Lulu in Hollywood by Louise Brooks. Another Christmas present, and my introduction to Louise Brooks, whom I met as a writer long before I met her as Lulu. Brooks could really write, and this is another book that still has phrases rattling around in the Siren's head. The Siren recommends reading this slim volume of essays alongside Barry Paris's biography of Brooks, because some of her writing bent the facts to her particular viewpoint--the most notable example, according to Paris, being the "Gish and Garbo" essay. Which lends a whole different layer to beautifully executed passages like this one, from her essay on W.C. Fields:

The tragedy of film history is that it is fabricated, falsified, by the very people who make film history. It is understandable that in the early years of film production, when nobody believed there was going to be any film history, most film magazines and books printed trash, aimed only at fulfilling the public's wish to share a fairy-tale existence with its movie idols. But since about 1950 film has been established as an art, and its history recognized as a serious matter. Yet film celebrities continue to cast themselves as stock types--nice or naughty girls, good or bad boys--whom their chroniclers spray with a shower of anecdotes.


The Great Romantic Films by Lawrence J. Quirk. This one I bought for myself with babysitting money on the strength of a cover shot from Wuthering Heights, with which I was slightly obsessed at the time. Lawrence J. Quirk, nephew of the legendary Photoplay editor James Quirk, has written some 30 Hollywood books but the Siren loves this one for two reasons. One, the romantic melodramas it covers are often given short shrift by "Great Film" tomes. And the films that do get a fair bit of serious critical attention (Letter from an Unknown Woman, All That Heaven Allows) are often analyzed from an angle that assumes the romantic and emotional trappings are fripperies to be stripped away to reveal the "real" themes underneath. Quirk passionately believes that the sentiment in these films is part of what recommends them, and needs no apology. The Siren agrees with him. Second, the Siren loved this book for the huge variety of films the writer chose, everything from the obscure (speak up--who here has seen The Life of Vergie Winters?) to the eternally popular (Now, Voyager) to the head-scratcher (the Siren is still trying to figure out what Teorema was doing in this book, although Quirk gives it a thorough write-up). The Siren has spent years trying to see all of the films discussed here; she has about eight left, including Vergie Winters, Only Yesterday, Lydia, the 1932 Smilin' Through and The Music Lovers.

Quirk's definition of romance is a broad one, encompassing mother love and friendship as well. Here is Quirk describing No Greater Glory, the intensely moving Frank Borzage film that the Siren finally saw this year. Quirk sees no need to justify, or indeed even take note of, those things a modern audience might find hokey.
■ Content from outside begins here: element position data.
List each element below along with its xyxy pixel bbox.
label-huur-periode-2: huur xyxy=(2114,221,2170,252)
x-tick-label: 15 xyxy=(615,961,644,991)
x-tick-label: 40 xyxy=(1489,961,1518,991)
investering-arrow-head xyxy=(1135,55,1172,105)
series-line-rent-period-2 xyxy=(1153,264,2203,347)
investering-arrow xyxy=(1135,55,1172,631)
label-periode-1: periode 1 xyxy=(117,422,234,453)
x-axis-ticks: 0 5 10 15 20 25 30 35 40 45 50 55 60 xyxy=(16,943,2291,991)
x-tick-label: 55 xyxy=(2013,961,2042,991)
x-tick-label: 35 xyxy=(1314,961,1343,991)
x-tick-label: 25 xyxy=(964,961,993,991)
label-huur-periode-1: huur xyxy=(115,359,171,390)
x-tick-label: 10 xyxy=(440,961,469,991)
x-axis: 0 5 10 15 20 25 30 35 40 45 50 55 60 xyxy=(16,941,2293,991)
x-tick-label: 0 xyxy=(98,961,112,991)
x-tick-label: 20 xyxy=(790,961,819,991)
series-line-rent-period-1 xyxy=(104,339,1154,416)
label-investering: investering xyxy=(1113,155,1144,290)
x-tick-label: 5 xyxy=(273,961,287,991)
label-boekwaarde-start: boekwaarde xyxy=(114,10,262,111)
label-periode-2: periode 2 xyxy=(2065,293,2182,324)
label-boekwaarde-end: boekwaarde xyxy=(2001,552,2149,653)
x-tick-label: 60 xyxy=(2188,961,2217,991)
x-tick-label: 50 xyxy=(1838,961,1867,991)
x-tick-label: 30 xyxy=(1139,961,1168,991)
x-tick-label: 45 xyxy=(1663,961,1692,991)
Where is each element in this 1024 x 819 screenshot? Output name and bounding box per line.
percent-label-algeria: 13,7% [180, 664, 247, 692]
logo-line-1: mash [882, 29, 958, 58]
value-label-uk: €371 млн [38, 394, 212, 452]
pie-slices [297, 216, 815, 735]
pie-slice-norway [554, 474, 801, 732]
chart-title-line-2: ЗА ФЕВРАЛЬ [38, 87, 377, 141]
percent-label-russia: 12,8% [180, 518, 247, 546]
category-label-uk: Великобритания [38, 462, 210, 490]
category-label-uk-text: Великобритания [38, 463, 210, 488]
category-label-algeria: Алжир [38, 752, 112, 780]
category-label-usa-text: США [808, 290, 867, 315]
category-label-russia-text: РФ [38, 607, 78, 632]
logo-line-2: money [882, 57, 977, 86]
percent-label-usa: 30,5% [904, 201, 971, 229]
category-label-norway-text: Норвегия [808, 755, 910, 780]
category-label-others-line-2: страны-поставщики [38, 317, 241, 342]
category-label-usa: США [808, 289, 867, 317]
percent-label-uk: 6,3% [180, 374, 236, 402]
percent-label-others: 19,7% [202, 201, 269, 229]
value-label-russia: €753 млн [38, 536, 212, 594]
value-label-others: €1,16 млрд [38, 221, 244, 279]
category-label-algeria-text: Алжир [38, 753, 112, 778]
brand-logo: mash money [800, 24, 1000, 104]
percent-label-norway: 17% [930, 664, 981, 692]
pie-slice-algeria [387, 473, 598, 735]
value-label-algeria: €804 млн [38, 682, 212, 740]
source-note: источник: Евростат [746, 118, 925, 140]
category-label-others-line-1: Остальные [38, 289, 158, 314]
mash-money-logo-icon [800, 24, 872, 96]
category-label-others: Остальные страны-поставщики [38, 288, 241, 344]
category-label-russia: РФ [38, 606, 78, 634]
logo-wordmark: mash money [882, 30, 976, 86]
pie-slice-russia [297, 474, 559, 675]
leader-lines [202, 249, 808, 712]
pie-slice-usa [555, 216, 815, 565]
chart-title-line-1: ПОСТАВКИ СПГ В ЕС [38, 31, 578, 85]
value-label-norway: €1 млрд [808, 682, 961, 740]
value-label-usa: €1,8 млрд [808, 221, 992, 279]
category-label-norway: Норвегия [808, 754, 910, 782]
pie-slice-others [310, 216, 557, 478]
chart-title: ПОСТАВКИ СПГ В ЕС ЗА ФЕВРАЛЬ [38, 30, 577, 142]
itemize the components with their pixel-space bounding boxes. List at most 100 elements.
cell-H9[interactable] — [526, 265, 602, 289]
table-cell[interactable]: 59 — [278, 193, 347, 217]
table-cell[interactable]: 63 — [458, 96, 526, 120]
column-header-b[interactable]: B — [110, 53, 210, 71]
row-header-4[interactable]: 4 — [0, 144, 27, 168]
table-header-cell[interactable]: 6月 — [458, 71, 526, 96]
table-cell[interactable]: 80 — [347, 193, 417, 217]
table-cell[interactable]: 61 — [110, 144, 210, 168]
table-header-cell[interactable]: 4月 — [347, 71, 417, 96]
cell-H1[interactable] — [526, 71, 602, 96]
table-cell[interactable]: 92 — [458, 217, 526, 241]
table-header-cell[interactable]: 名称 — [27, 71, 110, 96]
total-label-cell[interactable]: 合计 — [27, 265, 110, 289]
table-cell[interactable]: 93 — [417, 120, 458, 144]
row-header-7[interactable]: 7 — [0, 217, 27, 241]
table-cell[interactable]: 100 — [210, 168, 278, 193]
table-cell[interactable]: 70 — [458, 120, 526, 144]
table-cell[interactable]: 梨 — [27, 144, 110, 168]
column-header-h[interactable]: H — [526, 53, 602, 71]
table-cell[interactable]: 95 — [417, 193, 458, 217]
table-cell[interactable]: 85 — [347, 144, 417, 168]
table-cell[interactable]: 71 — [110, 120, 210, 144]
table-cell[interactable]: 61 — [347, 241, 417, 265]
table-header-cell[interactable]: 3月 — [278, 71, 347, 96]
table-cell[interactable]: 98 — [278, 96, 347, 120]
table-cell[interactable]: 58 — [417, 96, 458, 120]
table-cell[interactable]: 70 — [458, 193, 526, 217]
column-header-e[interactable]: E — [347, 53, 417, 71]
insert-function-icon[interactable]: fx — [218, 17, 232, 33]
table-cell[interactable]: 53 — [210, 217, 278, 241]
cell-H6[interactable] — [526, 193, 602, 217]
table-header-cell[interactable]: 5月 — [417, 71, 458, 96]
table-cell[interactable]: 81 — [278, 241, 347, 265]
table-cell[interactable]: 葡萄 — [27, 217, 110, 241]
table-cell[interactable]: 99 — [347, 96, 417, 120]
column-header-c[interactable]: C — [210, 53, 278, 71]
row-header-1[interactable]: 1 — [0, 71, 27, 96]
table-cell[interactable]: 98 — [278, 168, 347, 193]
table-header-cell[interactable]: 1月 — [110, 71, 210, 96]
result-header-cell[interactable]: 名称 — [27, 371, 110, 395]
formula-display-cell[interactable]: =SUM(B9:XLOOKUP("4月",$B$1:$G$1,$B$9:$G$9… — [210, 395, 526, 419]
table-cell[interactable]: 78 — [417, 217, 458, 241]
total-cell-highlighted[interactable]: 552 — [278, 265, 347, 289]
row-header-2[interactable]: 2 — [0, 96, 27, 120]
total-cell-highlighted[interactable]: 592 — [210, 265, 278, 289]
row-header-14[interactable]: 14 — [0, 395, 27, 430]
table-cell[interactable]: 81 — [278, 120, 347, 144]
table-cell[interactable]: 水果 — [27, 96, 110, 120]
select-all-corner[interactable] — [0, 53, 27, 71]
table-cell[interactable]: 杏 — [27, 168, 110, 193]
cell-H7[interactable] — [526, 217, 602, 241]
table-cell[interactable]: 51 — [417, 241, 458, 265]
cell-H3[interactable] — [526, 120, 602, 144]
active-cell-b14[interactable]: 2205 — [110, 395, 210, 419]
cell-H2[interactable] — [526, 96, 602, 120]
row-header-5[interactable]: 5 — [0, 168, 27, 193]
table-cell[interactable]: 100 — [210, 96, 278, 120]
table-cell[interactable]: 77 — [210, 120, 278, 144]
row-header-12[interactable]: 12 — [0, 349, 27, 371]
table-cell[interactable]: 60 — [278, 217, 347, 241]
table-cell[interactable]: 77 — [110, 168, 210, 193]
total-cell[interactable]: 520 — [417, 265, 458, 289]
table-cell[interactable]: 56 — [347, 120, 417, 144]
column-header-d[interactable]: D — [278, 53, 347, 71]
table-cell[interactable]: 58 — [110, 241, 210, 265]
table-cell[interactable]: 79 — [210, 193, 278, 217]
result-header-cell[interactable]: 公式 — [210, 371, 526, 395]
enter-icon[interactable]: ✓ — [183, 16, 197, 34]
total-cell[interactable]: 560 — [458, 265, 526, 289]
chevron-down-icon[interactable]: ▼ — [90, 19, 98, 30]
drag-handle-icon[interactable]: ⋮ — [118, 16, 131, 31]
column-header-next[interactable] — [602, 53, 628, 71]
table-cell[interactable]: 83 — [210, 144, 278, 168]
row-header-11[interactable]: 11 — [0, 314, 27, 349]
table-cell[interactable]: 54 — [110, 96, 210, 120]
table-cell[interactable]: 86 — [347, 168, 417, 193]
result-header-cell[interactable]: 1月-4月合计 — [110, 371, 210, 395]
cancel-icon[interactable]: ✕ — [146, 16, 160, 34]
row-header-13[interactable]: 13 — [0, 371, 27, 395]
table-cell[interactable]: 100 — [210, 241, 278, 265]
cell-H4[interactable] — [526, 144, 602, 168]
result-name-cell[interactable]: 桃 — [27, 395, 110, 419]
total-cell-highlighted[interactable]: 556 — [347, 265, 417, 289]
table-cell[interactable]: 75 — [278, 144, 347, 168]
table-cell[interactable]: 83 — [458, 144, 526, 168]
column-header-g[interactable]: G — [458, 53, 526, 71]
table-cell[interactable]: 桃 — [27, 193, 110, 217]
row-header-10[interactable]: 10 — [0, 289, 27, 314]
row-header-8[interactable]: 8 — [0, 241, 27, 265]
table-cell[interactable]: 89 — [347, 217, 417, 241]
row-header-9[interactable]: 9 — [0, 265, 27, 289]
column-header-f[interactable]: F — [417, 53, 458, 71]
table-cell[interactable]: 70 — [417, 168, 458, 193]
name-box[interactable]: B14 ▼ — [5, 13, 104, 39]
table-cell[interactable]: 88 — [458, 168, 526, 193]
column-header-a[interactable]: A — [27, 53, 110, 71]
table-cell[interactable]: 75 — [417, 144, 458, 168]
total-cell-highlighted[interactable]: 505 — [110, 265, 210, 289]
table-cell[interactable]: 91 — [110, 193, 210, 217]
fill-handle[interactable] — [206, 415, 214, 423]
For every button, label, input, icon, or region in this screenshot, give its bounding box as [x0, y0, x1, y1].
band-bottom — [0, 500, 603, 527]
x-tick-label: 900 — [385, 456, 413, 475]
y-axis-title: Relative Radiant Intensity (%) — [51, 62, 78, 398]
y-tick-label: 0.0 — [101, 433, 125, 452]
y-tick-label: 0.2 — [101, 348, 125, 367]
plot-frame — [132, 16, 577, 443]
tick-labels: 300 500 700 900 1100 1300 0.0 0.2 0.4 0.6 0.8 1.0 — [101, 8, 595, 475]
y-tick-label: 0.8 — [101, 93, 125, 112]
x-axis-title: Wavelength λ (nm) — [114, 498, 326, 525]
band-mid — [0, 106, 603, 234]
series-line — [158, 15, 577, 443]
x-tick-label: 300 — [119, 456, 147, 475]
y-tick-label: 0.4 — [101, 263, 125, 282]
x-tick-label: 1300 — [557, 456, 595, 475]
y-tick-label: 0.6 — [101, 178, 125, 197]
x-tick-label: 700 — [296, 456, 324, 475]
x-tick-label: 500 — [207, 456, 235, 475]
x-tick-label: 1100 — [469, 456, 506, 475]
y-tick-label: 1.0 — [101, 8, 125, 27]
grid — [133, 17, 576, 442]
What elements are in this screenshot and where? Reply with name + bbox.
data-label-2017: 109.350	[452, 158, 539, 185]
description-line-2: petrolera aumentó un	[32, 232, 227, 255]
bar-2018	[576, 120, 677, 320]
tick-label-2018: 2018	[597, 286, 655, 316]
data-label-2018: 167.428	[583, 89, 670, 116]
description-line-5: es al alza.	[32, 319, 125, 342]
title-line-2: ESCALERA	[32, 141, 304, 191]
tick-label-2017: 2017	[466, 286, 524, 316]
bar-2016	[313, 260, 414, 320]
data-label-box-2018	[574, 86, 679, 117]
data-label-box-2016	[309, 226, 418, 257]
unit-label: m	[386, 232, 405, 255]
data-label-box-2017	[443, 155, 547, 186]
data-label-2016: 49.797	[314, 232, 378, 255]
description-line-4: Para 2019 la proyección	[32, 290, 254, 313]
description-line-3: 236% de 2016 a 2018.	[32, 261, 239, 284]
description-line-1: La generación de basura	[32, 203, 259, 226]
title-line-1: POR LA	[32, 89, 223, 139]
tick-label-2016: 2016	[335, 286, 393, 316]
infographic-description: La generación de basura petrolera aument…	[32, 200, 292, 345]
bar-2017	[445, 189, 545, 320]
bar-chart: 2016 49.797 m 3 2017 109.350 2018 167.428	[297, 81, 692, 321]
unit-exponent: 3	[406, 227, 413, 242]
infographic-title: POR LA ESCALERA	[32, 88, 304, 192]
He takes the movie on its own lyrical terms:

Young [George] Breakstone's Nemecsek tags after a gang of boys who wear uniforms and run their lumberyard playground like a military post. Heading the gang is Boka (Jimmy Butler), a handsome, stalwart little fellow who is idolized by Nemecsek and whose approval he constantly seeks. But Nemecsek is an outcast; he is frail and delicate, inept at the assorted skills the others regard as mandatory. The impatient, barely tolerant Boka is forever consigning him to his black book for shortcomings and minor ineptitudes. The only "private" in an army of "officers," Nemecsek is held in contempt and condescension for his failure to cope in physical and coordinational terms, although in the actualities of his soul he is a martyr and visionary in the making, the one pure soul of the lot.